Was ist los mit den Konservativen? Der Wahlkampfauftritt der CDU erinnert fatal an die „Leistung“ des FC Bayern vom Samstagabend: Keine Überzeugungskraft, kein Kampfgeist, kein klares Ziel vor Augen.
Eine einzige Katastrophe ist die Kommunikation der CDU. Sie schafft es überhaupt nicht mehr, Themen zu platzieren, geschweige denn überzeugende Botschaften im öffentlichen Bewusstsein zu verankern. So ist es der politischen Linken ein Leichtes, ihr Verarmungs- und Gerechtigkeitslamento zu verbreiten. Die CDU ist nicht mehr Kampagnefähig. Symtomatisch hierfür der „Spitzen“-Kandidat. Die personifizierte Unglaubwürdigkeit. Ein Politiker von der „Qualität“, die für den Niedergang der Volksparteien sorgt.

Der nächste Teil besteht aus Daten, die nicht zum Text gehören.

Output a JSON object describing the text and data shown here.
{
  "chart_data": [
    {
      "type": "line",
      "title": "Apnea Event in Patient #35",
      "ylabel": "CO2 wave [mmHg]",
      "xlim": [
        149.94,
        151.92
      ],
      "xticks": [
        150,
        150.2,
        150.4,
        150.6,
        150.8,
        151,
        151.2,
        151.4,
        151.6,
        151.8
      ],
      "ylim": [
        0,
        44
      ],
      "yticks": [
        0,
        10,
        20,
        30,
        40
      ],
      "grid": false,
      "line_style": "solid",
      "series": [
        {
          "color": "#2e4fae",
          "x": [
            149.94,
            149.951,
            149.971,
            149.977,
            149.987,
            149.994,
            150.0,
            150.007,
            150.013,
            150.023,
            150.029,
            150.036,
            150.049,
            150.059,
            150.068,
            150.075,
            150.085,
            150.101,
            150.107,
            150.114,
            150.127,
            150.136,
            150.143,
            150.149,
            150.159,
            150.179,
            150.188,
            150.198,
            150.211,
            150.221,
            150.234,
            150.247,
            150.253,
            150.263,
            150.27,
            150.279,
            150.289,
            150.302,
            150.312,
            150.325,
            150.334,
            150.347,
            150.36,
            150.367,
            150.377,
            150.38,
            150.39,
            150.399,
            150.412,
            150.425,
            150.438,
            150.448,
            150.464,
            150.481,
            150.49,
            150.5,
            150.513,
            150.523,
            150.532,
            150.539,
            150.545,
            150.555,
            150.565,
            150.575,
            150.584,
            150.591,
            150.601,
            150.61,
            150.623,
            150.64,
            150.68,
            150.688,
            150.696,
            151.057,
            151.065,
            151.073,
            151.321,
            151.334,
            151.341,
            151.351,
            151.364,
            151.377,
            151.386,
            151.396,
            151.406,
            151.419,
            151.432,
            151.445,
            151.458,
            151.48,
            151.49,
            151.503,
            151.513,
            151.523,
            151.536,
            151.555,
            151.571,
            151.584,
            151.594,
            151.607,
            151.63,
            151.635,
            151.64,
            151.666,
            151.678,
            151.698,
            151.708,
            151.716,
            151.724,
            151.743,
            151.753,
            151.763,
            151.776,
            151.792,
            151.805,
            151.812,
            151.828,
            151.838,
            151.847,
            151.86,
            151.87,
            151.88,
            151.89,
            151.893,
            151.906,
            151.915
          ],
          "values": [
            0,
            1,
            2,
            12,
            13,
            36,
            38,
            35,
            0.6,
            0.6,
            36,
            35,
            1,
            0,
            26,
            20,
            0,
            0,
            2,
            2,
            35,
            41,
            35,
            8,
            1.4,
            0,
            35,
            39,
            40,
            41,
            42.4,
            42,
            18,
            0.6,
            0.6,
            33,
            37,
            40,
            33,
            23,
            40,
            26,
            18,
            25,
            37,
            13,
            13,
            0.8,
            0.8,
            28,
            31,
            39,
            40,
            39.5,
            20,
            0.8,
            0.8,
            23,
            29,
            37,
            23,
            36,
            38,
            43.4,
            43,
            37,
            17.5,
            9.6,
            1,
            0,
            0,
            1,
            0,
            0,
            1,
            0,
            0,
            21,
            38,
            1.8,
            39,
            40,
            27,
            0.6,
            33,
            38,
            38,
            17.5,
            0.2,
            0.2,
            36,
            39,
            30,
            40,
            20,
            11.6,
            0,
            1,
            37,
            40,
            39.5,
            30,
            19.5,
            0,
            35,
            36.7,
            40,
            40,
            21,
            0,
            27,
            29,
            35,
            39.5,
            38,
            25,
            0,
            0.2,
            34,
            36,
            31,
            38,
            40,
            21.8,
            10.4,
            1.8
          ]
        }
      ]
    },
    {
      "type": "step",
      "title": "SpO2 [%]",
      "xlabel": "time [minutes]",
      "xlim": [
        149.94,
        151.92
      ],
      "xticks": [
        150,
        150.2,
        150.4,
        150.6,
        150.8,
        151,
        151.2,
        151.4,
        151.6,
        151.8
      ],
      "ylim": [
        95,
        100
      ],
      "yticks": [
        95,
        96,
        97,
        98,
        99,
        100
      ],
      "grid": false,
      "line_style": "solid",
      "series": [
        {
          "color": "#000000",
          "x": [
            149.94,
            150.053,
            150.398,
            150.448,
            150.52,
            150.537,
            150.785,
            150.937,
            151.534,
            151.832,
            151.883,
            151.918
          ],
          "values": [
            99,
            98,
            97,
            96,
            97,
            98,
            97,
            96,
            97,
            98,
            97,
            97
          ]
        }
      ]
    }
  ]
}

Röttgen ist einer von den Politikern, die noch nie ernsthaft einen bürgerlichen Beruf ausgeübt haben. Kurz nach dem Staatexamen als Jurist saß er im deutschen Bundestag. Es ist sicher kein Zufall, dass diese Sorte Politiker nicht dauerhaft erfolgreich sind. Man merkt ihnen den Mangel an Bodenhaftung an.
Dafür typisch ist, dass der Kandidat kein Risiko eingeht: er fällt weich zurück in sein Berliner Ministeramt. Und der erleichtert wirkende fluchtartige Rücktritt am Wahlabend stellt nachträglich unter Beweis, dass dieses Personalangebot der CDU eine Verhöhnung der Wähler darstellte.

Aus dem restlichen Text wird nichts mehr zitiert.